Neuroplasticity is the scientific term for the malleable nature of the brain…even in old age.

“Whatever you hold in your mind will tend to occur in your life. If you continue to believe as you have always believed, you will continue to get what you have always gotten. If you want different results in your life or your work, all you have to do is change your mind.”


This is not to say its an easy task, this changing our minds. You already know if you try to stop thinking about certain things, it has the reverse effect, right? If you say, “I won’t think about purple parrots” now all you can think about is purple parrots. Try not to laugh in church and you struggle harder not to laugh. Maddening, right?

So how in the hell does one change their beliefs? By NOT suppressing thoughts that arise from those beliefs. Let them float up from the subconscious, then let them go. Don’t fight them.
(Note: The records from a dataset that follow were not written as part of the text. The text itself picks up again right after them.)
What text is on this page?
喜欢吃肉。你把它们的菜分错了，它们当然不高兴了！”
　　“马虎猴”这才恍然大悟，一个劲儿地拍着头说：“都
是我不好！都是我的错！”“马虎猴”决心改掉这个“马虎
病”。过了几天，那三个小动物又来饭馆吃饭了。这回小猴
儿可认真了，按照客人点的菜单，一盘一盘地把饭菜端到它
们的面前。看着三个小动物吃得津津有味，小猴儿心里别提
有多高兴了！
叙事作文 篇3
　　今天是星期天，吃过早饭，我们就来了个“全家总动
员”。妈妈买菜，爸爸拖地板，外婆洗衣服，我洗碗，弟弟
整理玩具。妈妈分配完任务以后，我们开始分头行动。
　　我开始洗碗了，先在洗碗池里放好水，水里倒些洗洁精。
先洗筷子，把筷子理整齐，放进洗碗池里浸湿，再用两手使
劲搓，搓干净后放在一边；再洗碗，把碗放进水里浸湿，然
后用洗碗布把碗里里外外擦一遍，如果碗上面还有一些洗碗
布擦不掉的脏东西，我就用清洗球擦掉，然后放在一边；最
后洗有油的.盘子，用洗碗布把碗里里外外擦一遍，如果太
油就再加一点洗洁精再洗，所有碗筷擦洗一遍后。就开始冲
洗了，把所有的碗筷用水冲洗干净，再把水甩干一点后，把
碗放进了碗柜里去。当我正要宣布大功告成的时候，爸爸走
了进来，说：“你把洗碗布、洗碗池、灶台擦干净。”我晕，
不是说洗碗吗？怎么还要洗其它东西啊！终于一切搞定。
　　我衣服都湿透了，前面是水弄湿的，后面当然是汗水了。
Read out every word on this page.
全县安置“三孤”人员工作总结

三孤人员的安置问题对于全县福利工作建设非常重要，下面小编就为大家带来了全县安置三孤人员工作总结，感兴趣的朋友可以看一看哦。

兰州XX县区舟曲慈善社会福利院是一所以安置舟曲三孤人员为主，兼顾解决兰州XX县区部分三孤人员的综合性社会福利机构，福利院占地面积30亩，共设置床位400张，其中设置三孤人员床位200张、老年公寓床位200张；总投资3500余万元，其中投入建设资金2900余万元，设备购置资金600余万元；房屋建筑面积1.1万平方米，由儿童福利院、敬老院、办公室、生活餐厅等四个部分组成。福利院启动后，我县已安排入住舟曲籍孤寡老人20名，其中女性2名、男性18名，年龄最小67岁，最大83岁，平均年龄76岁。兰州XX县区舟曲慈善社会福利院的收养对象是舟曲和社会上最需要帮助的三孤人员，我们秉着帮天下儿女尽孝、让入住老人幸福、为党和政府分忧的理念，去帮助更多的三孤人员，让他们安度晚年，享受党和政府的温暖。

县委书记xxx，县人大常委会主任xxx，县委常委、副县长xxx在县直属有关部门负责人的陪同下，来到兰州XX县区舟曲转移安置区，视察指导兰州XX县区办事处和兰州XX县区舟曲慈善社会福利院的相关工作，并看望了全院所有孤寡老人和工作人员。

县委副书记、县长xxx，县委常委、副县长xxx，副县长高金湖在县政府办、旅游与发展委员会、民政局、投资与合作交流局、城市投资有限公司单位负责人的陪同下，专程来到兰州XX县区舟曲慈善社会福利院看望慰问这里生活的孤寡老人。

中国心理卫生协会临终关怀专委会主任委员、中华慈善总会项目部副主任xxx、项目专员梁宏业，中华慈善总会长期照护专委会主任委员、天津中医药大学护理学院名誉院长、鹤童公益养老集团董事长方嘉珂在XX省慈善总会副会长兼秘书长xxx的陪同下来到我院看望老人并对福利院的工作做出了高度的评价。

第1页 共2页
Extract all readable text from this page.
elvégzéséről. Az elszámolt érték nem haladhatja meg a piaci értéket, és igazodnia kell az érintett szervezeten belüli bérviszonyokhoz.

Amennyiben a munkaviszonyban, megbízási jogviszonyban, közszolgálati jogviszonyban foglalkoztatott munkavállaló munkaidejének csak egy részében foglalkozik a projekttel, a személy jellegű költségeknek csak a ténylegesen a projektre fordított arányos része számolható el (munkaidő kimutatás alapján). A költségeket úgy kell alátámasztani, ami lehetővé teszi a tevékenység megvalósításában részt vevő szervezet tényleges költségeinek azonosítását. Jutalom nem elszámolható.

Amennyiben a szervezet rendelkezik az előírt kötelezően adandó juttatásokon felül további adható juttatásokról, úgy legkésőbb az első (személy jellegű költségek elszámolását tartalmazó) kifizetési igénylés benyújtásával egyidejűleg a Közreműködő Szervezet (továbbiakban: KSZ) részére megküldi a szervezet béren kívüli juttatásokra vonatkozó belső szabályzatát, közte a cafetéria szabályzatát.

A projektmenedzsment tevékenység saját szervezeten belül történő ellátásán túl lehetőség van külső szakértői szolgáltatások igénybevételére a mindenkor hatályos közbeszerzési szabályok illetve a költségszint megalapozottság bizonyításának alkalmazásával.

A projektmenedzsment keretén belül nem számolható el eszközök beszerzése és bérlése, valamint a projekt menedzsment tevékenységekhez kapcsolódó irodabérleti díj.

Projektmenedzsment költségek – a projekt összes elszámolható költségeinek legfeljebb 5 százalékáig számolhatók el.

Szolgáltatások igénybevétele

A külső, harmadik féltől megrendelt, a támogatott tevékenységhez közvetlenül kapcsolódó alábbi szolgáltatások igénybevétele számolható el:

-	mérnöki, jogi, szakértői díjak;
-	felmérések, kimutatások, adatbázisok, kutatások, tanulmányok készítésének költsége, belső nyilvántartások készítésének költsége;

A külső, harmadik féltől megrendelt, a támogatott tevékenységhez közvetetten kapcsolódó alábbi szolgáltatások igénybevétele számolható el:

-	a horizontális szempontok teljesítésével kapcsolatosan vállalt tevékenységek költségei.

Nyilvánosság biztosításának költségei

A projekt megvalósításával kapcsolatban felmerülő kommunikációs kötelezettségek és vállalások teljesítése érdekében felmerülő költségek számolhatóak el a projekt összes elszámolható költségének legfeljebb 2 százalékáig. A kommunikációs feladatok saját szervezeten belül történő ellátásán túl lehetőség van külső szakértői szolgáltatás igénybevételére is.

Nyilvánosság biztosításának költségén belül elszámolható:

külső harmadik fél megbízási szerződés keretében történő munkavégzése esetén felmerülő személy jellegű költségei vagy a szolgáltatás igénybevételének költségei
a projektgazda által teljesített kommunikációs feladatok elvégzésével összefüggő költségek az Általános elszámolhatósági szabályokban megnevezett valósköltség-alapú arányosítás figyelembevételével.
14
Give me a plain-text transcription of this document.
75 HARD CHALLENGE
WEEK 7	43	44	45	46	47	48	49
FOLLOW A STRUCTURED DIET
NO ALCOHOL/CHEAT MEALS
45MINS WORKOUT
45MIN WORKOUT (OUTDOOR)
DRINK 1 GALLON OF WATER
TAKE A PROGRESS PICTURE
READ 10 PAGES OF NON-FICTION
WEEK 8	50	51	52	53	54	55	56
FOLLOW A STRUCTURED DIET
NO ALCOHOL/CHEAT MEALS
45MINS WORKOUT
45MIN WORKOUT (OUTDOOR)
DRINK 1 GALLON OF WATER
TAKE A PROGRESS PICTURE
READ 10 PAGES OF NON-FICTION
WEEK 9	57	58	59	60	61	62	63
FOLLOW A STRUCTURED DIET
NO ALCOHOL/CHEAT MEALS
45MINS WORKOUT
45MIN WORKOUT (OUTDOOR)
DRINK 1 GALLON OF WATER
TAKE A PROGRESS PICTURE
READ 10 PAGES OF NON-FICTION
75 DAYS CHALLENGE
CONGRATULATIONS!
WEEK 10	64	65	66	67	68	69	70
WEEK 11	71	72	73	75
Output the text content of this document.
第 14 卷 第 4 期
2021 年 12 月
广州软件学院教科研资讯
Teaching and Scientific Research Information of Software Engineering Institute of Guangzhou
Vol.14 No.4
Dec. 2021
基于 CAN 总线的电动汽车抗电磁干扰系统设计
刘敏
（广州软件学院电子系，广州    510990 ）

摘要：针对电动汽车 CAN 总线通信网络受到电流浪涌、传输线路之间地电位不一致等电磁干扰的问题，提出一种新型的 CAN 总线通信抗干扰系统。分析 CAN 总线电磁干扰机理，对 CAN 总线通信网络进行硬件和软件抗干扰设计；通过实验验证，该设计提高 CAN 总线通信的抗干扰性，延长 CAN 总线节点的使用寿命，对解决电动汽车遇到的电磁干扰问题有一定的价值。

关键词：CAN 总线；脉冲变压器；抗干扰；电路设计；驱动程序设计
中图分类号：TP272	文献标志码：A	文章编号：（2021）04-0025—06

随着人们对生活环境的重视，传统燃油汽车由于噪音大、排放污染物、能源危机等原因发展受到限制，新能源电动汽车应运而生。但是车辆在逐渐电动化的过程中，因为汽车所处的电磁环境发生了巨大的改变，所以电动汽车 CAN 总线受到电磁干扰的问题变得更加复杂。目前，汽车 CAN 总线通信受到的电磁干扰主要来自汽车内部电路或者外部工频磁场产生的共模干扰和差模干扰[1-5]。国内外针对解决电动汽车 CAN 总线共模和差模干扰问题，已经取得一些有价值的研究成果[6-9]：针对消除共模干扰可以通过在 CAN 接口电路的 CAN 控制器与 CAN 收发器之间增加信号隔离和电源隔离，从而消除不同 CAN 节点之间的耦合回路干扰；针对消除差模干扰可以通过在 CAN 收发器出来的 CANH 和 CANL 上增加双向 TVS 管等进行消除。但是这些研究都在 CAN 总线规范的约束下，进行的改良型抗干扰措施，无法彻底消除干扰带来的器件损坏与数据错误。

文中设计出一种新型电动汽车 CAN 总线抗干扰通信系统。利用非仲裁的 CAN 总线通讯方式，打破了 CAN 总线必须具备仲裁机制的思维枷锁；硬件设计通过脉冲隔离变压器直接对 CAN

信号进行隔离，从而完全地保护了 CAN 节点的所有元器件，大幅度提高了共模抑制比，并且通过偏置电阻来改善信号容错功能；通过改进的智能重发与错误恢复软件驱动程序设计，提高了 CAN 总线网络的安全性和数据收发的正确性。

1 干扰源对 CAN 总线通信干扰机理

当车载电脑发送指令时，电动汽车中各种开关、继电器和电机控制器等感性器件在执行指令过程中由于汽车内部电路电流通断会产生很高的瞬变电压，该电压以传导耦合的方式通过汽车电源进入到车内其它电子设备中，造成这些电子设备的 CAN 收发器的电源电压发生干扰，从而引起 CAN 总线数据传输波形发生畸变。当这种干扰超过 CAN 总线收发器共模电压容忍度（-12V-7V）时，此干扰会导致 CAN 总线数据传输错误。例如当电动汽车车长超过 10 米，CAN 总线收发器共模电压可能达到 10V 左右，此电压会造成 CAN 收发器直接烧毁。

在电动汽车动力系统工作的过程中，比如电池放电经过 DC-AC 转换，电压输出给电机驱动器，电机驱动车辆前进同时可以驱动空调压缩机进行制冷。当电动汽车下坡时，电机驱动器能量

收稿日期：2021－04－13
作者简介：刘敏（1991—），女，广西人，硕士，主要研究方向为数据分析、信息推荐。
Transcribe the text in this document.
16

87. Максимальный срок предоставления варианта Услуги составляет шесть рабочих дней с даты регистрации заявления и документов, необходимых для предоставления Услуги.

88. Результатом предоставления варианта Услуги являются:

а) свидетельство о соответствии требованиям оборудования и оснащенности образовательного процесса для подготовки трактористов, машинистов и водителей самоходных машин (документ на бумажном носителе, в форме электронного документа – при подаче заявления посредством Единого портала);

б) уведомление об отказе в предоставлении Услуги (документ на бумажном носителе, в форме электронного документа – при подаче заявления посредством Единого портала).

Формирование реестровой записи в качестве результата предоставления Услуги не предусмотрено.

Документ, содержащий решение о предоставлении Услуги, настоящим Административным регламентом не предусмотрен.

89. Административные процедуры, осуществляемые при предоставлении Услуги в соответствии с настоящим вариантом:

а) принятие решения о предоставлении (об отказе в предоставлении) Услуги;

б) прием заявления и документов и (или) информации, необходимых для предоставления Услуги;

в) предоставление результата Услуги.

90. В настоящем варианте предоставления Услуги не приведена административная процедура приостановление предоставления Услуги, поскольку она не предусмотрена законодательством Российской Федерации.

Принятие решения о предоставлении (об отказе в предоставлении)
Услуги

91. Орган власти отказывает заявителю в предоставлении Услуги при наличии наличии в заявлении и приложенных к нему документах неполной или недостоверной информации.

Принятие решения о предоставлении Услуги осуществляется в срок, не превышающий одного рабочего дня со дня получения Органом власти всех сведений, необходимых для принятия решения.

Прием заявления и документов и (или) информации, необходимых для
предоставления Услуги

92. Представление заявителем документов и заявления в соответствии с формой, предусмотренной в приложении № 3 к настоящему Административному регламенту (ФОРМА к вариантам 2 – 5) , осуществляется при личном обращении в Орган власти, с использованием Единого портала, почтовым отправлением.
Here’s what I’ve been doing instead: I’ve devoted time every day to identifying old beliefs that don’t serve me and, here’s the important stuff: crafting new thoughts and beliefs, and creating mini-rituals to replace the old with the new.

Like, whenever I catch myself being negative or spiraling down I picture a big, red STOP sign and even say out loud, “Stop!” This isn’t to suppress the thought, but to make me stop what I’m doing and pay attention to the habitual generation of thought. Then I picture that thought floating away like a cloud caught in the wind. Then I give my Monkey Mind something new to focus on: my new, positive thought/belief. And over time, with repeated practice, the new thought starts to become habitual.

I kid you not.

Sounds crazy? I tell you it works. It’s worked best if I focus on one belief at a time until I break that sucker, sweep it away, and methodically reinforce the new belief. Depending on how deeply ingrained a particular belief is, this process can take months. There are shortcuts, however.

Like essential oils. Wild Orange is fantastic for helping bust the shackles of fear. Inhaling the aroma of Wild Orange essential oil WHILE replacing beliefs that generate fear-inducing thoughts was super effective for me. I still diffuse Wild Orange when I sleep.

I also know a few people who use cannabis for this exact reason. Marijuana can have a calming impact on the mind and so it is widely used by insomniacs as a way of helping people to get more sleep. Not all cannabis strains are created equally, however, so if you are contemplating using marijuana as a natural sleeping aid, you might want to do some research and Visit Website articles about strains such as Purple OG Kush.

Ultimately, rewiring my brain has taken time, and I’m not done. I have some more beliefs I want to change, but I’m on the right path and the proof is in my everyday experiences. This time of year? I’m usually just barely keepin’ my nose above the S.A.D. waters, but not this year. Two new things I’ve added to my yoga, meditation, exercise, and good nutrition regimen are my new, shiny beliefs and a methylated B12 and folate supplement.

Life changing.

So, turns out, you can teach an old dog new tricks.